Praseodymium diselenide
- Names: Other names Praseodymium(III) diselenide

Identifiers

Properties
- Chemical formula: PrSe_{2}
- Molar mass: 298.83 g/mol

Structure
- Crystal structure: Monoclinic, CeSe_{2} type
- Space group: P2_{1}/a
- Lattice constant: a = 0.8396 nm, b = 0.4184 nm, c = 0.8431 nm α = 90°, β = 90.08°, γ = 90°
- Formula units (Z): 4

= Praseodymium diselenide =

Praseodymium diselenide is an inorganic compound of praseodymium and selenium with the formula PrSe_{2}. It is a rare-earth polyselenide containing praseodymium in the +3 oxidation state.

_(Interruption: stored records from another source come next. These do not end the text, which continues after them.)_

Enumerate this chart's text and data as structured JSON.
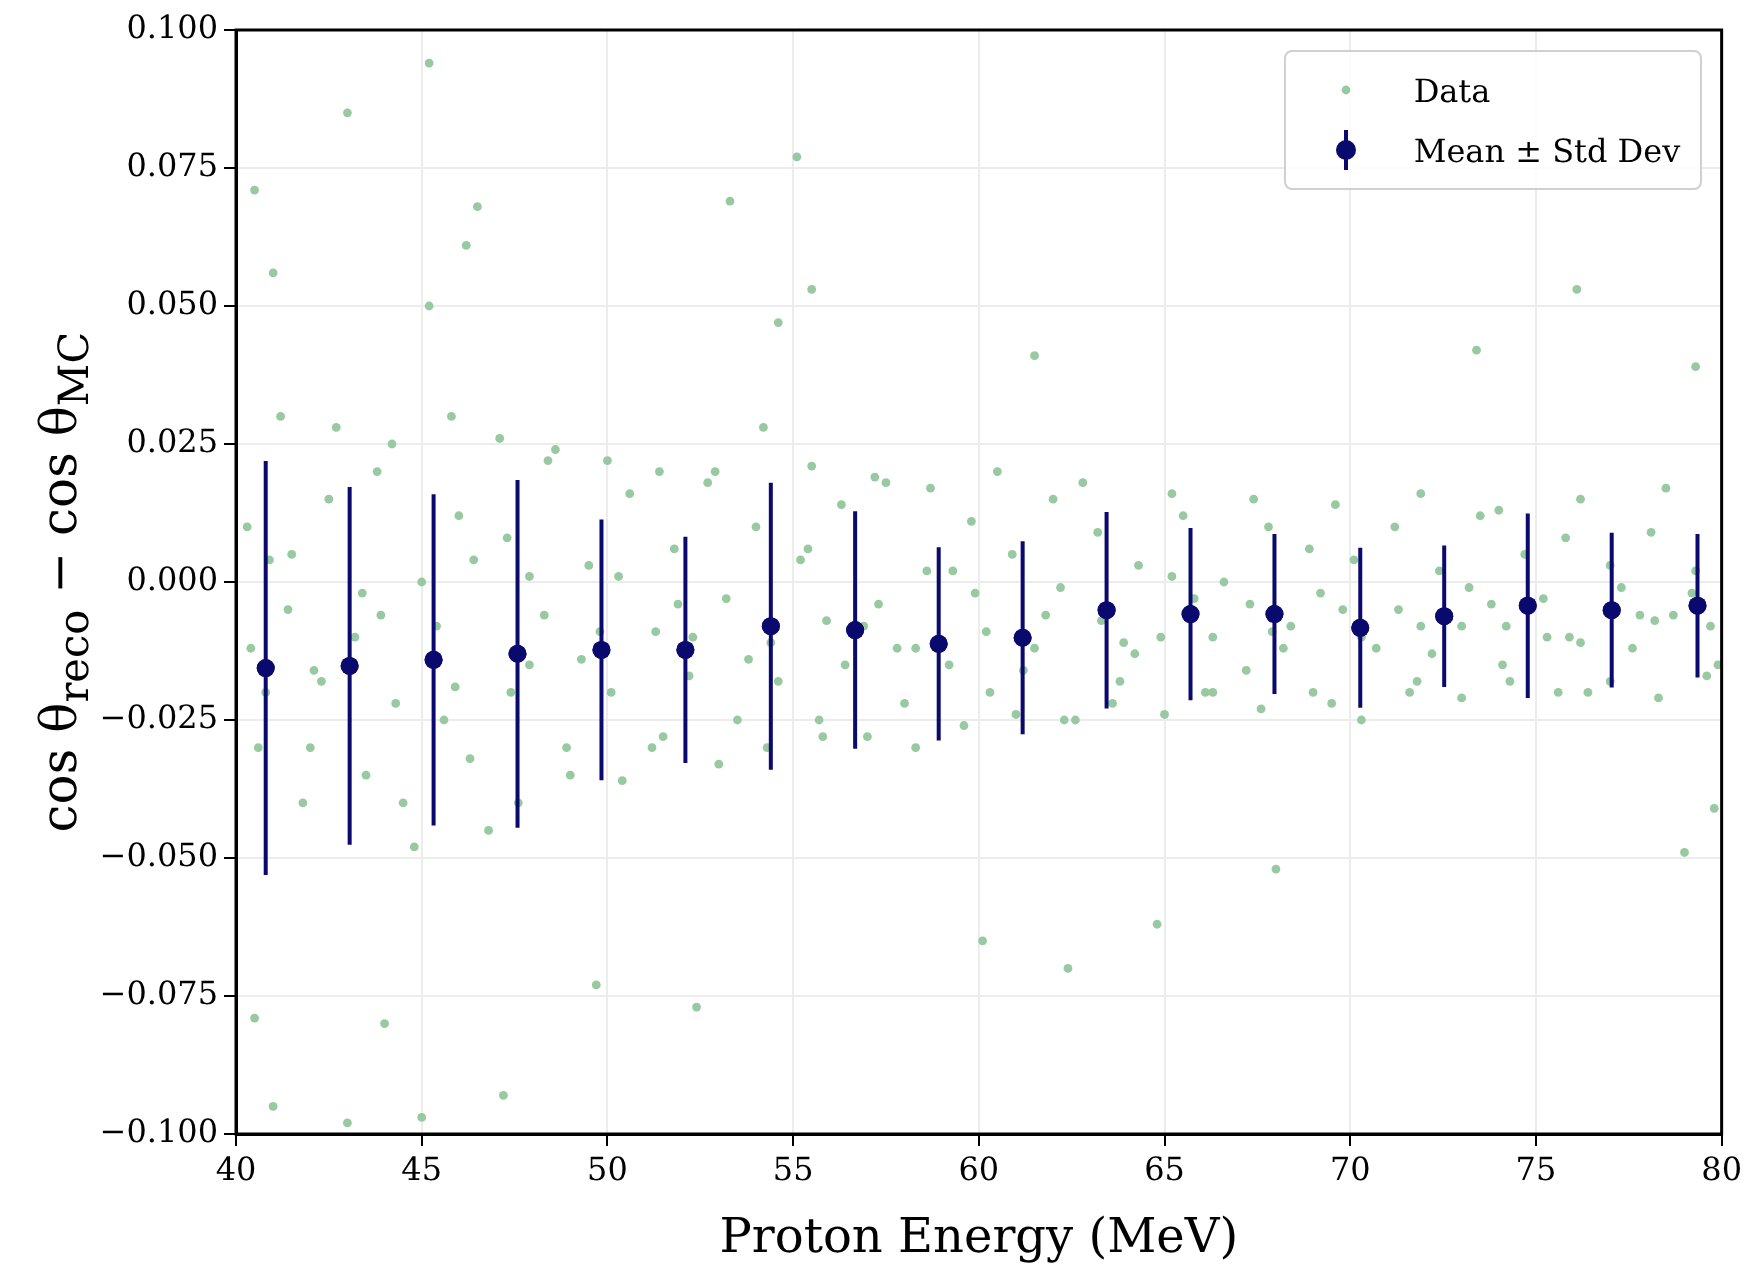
{
  "chart_data": {
    "type": "scatter",
    "xlabel": "Proton Energy (MeV)",
    "ylabel": "cos θ$_{reco}$ − cos θ$_{MC}$",
    "xlim": [
      40,
      80
    ],
    "xticks": [
      40,
      45,
      50,
      55,
      60,
      65,
      70,
      75,
      80
    ],
    "ylim": [
      -0.1,
      0.1
    ],
    "yticks": [
      {
        "value": -0.1,
        "label": "−0.100"
      },
      {
        "value": -0.075,
        "label": "−0.075"
      },
      {
        "value": -0.05,
        "label": "−0.050"
      },
      {
        "value": -0.025,
        "label": "−0.025"
      },
      {
        "value": 0,
        "label": "0.000"
      },
      {
        "value": 0.025,
        "label": "0.025"
      },
      {
        "value": 0.05,
        "label": "0.050"
      },
      {
        "value": 0.075,
        "label": "0.075"
      },
      {
        "value": 0.1,
        "label": "0.100"
      }
    ],
    "grid": true,
    "legend": "top right",
    "series": [
      {
        "name": "Data",
        "color": "#98c9a0",
        "x": [
          40.4,
          41.4,
          42.3,
          43.4,
          44.3,
          45.4,
          46.4,
          47.4,
          48.3,
          49.3,
          50.3,
          51.3,
          52.2,
          53.2,
          54.4,
          55.4,
          56.4,
          57.3,
          58.3,
          59.3,
          60.2,
          61.2,
          62.2,
          63.3,
          64.2,
          65.2,
          66.3,
          67.3,
          68.2,
          69.2,
          70.3,
          71.3,
          72.2,
          73.2,
          74.2,
          75.2,
          76.2,
          77.3,
          78.2,
          79.2,
          40.9,
          42.1,
          43.9,
          45.9,
          47.9,
          49.8,
          51.9,
          53.8,
          55.9,
          57.8,
          59.9,
          61.8,
          63.9,
          65.8,
          67.9,
          69.8,
          71.9,
          73.8,
          75.9,
          77.8,
          79.7,
          40.5,
          41,
          43,
          45.2,
          45.2,
          46.2,
          46.5,
          53.3,
          55.1,
          55.5,
          54.6,
          61.5,
          76.1,
          73.4,
          79.3,
          40.5,
          41,
          43,
          45,
          47.2,
          44,
          49.7,
          52.4,
          64.8,
          62.4,
          60.1,
          68,
          79,
          79.8,
          40.3,
          40.8,
          41.5,
          42,
          42.5,
          43.2,
          43.8,
          44.5,
          45,
          45.6,
          46,
          46.8,
          47.3,
          47.9,
          48.4,
          49,
          49.5,
          50.1,
          50.6,
          51.2,
          51.8,
          52.3,
          52.9,
          53.5,
          54,
          54.6,
          55.2,
          55.8,
          56.3,
          56.9,
          57.5,
          58,
          58.6,
          59.2,
          59.8,
          60.3,
          60.9,
          61.5,
          62,
          62.6,
          63.2,
          63.8,
          64.3,
          64.9,
          65.5,
          66.1,
          66.6,
          67.2,
          67.8,
          68.4,
          68.9,
          69.5,
          70.1,
          70.7,
          71.2,
          71.8,
          72.4,
          73,
          73.5,
          74.1,
          74.7,
          75.3,
          75.8,
          76.4,
          77,
          77.6,
          78.1,
          78.7,
          79.3,
          79.9,
          40.6,
          41.8,
          43.5,
          44.8,
          46.3,
          47.6,
          48.9,
          50.4,
          51.5,
          53,
          54.3,
          55.7,
          57,
          58.3,
          59.6,
          61,
          62.3,
          63.6,
          65,
          66.3,
          67.6,
          69,
          70.3,
          71.6,
          73,
          74.3,
          75.6,
          77,
          78.3,
          79.6,
          41.2,
          42.7,
          44.2,
          45.8,
          47.1,
          48.6,
          50,
          51.4,
          52.7,
          54.2,
          55.5,
          57.2,
          58.7,
          60.5,
          62.8,
          65.2,
          67.4,
          69.6,
          71.9,
          74,
          76.2,
          78.5
        ],
        "values": [
          -0.012,
          -0.005,
          -0.018,
          -0.002,
          -0.022,
          -0.008,
          0.004,
          -0.02,
          -0.006,
          -0.014,
          0.001,
          -0.009,
          -0.017,
          -0.003,
          -0.011,
          0.006,
          -0.015,
          -0.004,
          -0.012,
          0.002,
          -0.009,
          -0.016,
          -0.001,
          -0.007,
          -0.013,
          0.001,
          -0.01,
          -0.004,
          -0.012,
          -0.002,
          -0.01,
          -0.005,
          -0.013,
          -0.001,
          -0.008,
          -0.003,
          -0.011,
          -0.001,
          -0.007,
          -0.002,
          0.004,
          -0.016,
          -0.006,
          -0.019,
          0.001,
          -0.009,
          -0.004,
          -0.014,
          -0.007,
          -0.012,
          -0.002,
          -0.006,
          -0.011,
          -0.003,
          -0.009,
          -0.005,
          -0.008,
          -0.004,
          -0.01,
          -0.006,
          -0.008,
          0.071,
          0.056,
          0.085,
          0.094,
          0.05,
          0.061,
          0.068,
          0.069,
          0.077,
          0.053,
          0.047,
          0.041,
          0.053,
          0.042,
          0.039,
          -0.079,
          -0.095,
          -0.098,
          -0.097,
          -0.093,
          -0.08,
          -0.073,
          -0.077,
          -0.062,
          -0.07,
          -0.065,
          -0.052,
          -0.049,
          -0.041,
          0.01,
          -0.02,
          0.005,
          -0.03,
          0.015,
          -0.01,
          0.02,
          -0.04,
          0.0,
          -0.025,
          0.012,
          -0.045,
          0.008,
          -0.015,
          0.022,
          -0.035,
          0.003,
          -0.02,
          0.016,
          -0.03,
          0.006,
          -0.01,
          0.02,
          -0.025,
          0.01,
          -0.018,
          0.004,
          -0.028,
          0.014,
          -0.008,
          0.018,
          -0.022,
          0.002,
          -0.015,
          0.011,
          -0.02,
          0.005,
          -0.012,
          0.015,
          -0.025,
          0.009,
          -0.018,
          0.003,
          -0.01,
          0.012,
          -0.02,
          0.0,
          -0.016,
          0.01,
          -0.008,
          0.006,
          -0.022,
          0.004,
          -0.012,
          0.01,
          -0.018,
          0.002,
          -0.008,
          0.012,
          -0.015,
          0.005,
          -0.01,
          0.008,
          -0.02,
          0.003,
          -0.012,
          0.009,
          -0.006,
          0.002,
          -0.015,
          -0.03,
          -0.04,
          -0.035,
          -0.048,
          -0.032,
          -0.04,
          -0.03,
          -0.036,
          -0.028,
          -0.033,
          -0.03,
          -0.025,
          -0.028,
          -0.03,
          -0.026,
          -0.024,
          -0.025,
          -0.022,
          -0.024,
          -0.02,
          -0.023,
          -0.02,
          -0.025,
          -0.02,
          -0.021,
          -0.018,
          -0.02,
          -0.018,
          -0.021,
          -0.017,
          0.03,
          0.028,
          0.025,
          0.03,
          0.026,
          0.024,
          0.022,
          0.02,
          0.018,
          0.028,
          0.021,
          0.019,
          0.017,
          0.02,
          0.018,
          0.016,
          0.015,
          0.014,
          0.016,
          0.013,
          0.015,
          0.017
        ]
      },
      {
        "name": "Mean ± Std Dev",
        "color": "#0a0a6e",
        "x": [
          40.8,
          43.06,
          45.32,
          47.58,
          49.84,
          52.1,
          54.4,
          56.67,
          58.92,
          61.18,
          63.44,
          65.7,
          67.96,
          70.27,
          72.53,
          74.78,
          77.04,
          79.35
        ],
        "values": [
          -0.0156,
          -0.0152,
          -0.0141,
          -0.013,
          -0.0123,
          -0.0123,
          -0.008,
          -0.0087,
          -0.0112,
          -0.0101,
          -0.0051,
          -0.0058,
          -0.0058,
          -0.0083,
          -0.0062,
          -0.0043,
          -0.0051,
          -0.0043
        ],
        "errors": [
          0.0375,
          0.0324,
          0.03,
          0.0315,
          0.0236,
          0.0205,
          0.026,
          0.0215,
          0.0175,
          0.0175,
          0.0178,
          0.0156,
          0.0145,
          0.0145,
          0.0128,
          0.0167,
          0.014,
          0.013
        ]
      }
    ]
  }
}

Its crystal structure contains both isolated selenide ions and Se_{2}^{2−} diselenide units.

== Preparation ==
Praseodymium diselenide can be prepared from pre-annealed praseodymium–selenium powders by chemical transport using iodine as transport agent. Single crystals were obtained over two weeks in a temperature gradient of about 800 to 600 °C.

== Properties ==
=== Structure ===
PrSe_{2} crystallizes in the monoclinic crystal system with the CeSe_{2} structure type, space group P2_{1}/a, with four formula units per unit cell. Its lattice parameters are a = 8.396(2) Å, b = 4.184(1) Å, c = 8.431(2) Å and β = 90.08(4)°. The structure consists of alternating puckered double layers containing praseodymium and selenium atoms and planar selenium layers. Selenium atoms in the planar layers form Se_{2}^{2−} dumbbells arranged in a herringbone pattern, with an Se–Se distance of 2.467(1) Å. The bonding can therefore be represented approximately as Pr^{3+}(Se^{2−})(Se_{2}^{2−})_{1/2}, giving an average selenium oxidation state of −1.5.

=== Non-stoichiometry ===
Praseodymium selenides form a series of selenium-deficient phases between Pr_{2}Se_{3} and PrSe_{2}. Compositions such as PrSe_{1.9} and PrSe_{1.85} are known and show ordered or modulated selenium-vacancy arrangements. In PrSe_{1.85}, the modulation originates from a selenium site-occupancy wave coupled to a charge-density wave in the planar selenium layer. Magnetic measurements across the PrSe_{2−x} series are consistent with essentially trivalent praseodymium.